# Sanyo lens shift adjustment



## record_breaker (Feb 12, 2008)

Could someone explain how the vertical and horizontal lens adjustment on a projector like the Sanyo Z works? I've looked over the manual and it isn't clear to me how the range of motion operates, can the pictures position be adjusted anywhere from point a to b of the adjustment ark?


----------



## Anthony (Oct 5, 2006)

I don't know which Z you have, but yeah, it's that simple. There's some aberration in the image when it's at full throw (pixels are trapezoids instead of squares), but it's not nearly as bad as the keystone adjustment if your projector is too high or low. I have to really look for it to even see it.

I have my Z4 at max horizontal and just a little bit in the vertical. It allowed me to mount it on my equipment rack, rather than the ceiling in the back of the room.

Be sure to also engage the lock when you are done, or vibrations can cause the offset to drift.
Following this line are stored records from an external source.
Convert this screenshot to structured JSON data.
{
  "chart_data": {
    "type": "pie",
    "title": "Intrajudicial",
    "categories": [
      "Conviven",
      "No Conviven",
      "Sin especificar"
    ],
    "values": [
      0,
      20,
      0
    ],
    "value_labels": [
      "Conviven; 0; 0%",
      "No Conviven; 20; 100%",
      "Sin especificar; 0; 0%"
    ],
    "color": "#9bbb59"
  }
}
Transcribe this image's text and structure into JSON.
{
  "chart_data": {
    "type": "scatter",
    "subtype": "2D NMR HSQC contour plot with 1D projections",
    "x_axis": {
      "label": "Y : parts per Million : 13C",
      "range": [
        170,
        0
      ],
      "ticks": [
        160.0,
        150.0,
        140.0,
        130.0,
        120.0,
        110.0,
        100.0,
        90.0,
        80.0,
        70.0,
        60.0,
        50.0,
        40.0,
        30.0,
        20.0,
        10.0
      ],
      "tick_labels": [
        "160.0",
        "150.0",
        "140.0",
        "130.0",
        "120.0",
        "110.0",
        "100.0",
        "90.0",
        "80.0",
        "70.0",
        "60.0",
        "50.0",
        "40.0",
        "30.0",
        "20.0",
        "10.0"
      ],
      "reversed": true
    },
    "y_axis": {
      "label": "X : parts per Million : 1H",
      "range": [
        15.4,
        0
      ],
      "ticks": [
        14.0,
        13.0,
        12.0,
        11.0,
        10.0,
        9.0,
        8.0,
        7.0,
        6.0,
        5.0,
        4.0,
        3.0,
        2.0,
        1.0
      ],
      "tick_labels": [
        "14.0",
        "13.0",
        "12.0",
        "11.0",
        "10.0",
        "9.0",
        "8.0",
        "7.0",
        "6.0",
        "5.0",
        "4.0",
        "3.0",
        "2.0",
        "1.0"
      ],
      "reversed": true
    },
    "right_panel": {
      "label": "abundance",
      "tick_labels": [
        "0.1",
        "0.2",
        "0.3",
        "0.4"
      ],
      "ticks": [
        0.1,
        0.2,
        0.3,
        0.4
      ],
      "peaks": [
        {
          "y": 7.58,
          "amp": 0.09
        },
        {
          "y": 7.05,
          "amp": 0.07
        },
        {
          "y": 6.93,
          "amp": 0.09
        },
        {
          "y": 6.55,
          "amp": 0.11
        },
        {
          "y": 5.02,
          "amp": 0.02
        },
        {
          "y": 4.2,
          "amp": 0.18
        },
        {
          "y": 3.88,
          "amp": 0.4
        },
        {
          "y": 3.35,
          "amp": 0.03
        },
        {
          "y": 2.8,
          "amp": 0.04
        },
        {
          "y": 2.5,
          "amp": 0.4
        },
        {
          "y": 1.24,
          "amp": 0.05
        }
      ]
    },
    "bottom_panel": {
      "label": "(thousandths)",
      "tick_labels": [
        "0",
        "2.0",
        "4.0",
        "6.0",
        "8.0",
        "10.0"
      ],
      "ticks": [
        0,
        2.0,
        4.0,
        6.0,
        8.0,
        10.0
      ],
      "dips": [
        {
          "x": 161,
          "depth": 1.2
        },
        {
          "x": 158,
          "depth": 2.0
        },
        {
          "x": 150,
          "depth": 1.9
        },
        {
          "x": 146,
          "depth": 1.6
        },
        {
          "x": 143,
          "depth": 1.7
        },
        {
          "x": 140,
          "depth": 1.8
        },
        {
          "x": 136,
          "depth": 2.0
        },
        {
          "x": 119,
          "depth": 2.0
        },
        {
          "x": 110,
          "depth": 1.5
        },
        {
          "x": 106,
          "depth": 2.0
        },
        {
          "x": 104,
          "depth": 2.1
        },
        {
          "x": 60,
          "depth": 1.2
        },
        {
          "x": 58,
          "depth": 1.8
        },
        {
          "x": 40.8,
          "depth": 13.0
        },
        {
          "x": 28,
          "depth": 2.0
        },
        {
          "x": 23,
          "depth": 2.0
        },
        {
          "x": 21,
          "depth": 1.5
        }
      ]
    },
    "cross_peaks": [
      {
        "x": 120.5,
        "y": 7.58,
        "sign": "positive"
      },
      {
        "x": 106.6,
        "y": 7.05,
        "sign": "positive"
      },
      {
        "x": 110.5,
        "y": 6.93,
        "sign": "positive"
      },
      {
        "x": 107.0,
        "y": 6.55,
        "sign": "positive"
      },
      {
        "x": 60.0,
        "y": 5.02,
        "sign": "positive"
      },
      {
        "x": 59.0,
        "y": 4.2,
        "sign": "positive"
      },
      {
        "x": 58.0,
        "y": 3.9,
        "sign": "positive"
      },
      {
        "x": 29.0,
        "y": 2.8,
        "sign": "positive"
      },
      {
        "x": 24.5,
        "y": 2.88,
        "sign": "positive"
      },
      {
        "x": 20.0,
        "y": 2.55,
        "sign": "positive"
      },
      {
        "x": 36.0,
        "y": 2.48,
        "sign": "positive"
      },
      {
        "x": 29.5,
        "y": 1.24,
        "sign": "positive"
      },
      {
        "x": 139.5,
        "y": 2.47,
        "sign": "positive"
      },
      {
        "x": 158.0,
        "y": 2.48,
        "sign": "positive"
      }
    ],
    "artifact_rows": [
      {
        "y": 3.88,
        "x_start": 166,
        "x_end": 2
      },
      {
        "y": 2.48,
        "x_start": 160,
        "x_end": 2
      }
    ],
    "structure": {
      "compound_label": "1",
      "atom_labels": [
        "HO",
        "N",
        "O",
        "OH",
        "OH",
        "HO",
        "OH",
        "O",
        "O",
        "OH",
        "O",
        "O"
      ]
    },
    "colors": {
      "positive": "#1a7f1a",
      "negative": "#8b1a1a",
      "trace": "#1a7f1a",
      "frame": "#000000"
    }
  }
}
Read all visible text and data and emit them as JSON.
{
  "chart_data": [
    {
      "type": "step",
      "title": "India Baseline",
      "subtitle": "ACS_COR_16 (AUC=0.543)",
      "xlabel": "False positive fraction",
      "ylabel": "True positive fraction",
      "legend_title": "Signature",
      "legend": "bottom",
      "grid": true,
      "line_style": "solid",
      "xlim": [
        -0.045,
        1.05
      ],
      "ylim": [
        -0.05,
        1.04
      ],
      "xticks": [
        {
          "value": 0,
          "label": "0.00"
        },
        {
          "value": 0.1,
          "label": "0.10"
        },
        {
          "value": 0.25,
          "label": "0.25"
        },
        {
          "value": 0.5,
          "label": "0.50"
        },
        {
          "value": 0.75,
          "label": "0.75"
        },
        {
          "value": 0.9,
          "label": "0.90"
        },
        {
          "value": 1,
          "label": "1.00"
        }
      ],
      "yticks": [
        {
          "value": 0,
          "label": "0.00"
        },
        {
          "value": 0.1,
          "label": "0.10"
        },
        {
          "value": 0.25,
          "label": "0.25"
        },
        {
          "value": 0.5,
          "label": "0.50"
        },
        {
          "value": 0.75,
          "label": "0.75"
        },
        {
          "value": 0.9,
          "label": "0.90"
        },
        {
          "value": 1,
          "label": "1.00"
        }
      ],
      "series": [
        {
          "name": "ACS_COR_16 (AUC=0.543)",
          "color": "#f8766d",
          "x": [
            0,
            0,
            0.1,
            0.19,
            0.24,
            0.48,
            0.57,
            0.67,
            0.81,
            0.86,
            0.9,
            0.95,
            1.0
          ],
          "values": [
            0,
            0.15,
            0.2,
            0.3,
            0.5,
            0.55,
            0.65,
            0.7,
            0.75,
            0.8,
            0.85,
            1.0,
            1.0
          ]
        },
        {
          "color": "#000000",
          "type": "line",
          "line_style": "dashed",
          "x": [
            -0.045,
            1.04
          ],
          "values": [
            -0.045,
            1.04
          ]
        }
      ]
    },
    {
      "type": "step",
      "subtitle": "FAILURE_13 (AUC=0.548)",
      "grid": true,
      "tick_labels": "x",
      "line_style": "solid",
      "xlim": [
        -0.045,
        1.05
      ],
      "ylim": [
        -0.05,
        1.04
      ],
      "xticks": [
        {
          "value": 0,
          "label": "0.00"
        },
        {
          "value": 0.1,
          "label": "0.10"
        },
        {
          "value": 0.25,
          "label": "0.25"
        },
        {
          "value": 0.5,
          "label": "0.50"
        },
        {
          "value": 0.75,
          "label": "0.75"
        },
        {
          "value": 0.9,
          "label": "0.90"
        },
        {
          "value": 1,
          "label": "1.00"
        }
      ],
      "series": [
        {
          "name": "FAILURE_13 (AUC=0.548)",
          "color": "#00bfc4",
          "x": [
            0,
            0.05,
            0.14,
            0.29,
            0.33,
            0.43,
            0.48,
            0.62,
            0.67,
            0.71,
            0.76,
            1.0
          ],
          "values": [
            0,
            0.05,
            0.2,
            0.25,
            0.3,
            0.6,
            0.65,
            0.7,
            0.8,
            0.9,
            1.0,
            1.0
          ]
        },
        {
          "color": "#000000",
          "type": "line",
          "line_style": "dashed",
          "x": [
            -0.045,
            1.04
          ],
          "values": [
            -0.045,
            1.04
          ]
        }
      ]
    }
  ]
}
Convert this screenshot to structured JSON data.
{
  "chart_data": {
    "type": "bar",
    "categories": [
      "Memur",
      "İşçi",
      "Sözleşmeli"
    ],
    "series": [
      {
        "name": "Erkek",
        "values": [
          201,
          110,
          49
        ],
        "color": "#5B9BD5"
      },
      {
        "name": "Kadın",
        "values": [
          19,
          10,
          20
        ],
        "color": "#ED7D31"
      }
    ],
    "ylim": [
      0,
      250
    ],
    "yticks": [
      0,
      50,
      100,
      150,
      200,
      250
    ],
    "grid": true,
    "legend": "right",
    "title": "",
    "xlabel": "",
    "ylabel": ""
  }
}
I hope this helps. Good luck.


----------



## record_breaker (Feb 12, 2008)

Anthony said:


> I don't know which Z you have, but yeah, it's that simple. There's some aberration in the image when it's at full throw (pixels are trapezoids instead of squares), but it's not nearly as bad as the keystone adjustment if your projector is too high or low. I have to really look for it to even see it.
> 
> I have my Z4 at max horizontal and just a little bit in the vertical. It allowed me to mount it on my equipment rack, rather than the ceiling in the back of the room.
> 
> ...


Really should have explained I'm in the process of shopping for a projector that has to have a generous amount of lens shift as my room is going to be tuff because of a low ceiling. I'm looking real hard at the Z5 so from what I read your z4 is pretty much the same, Thanks


----------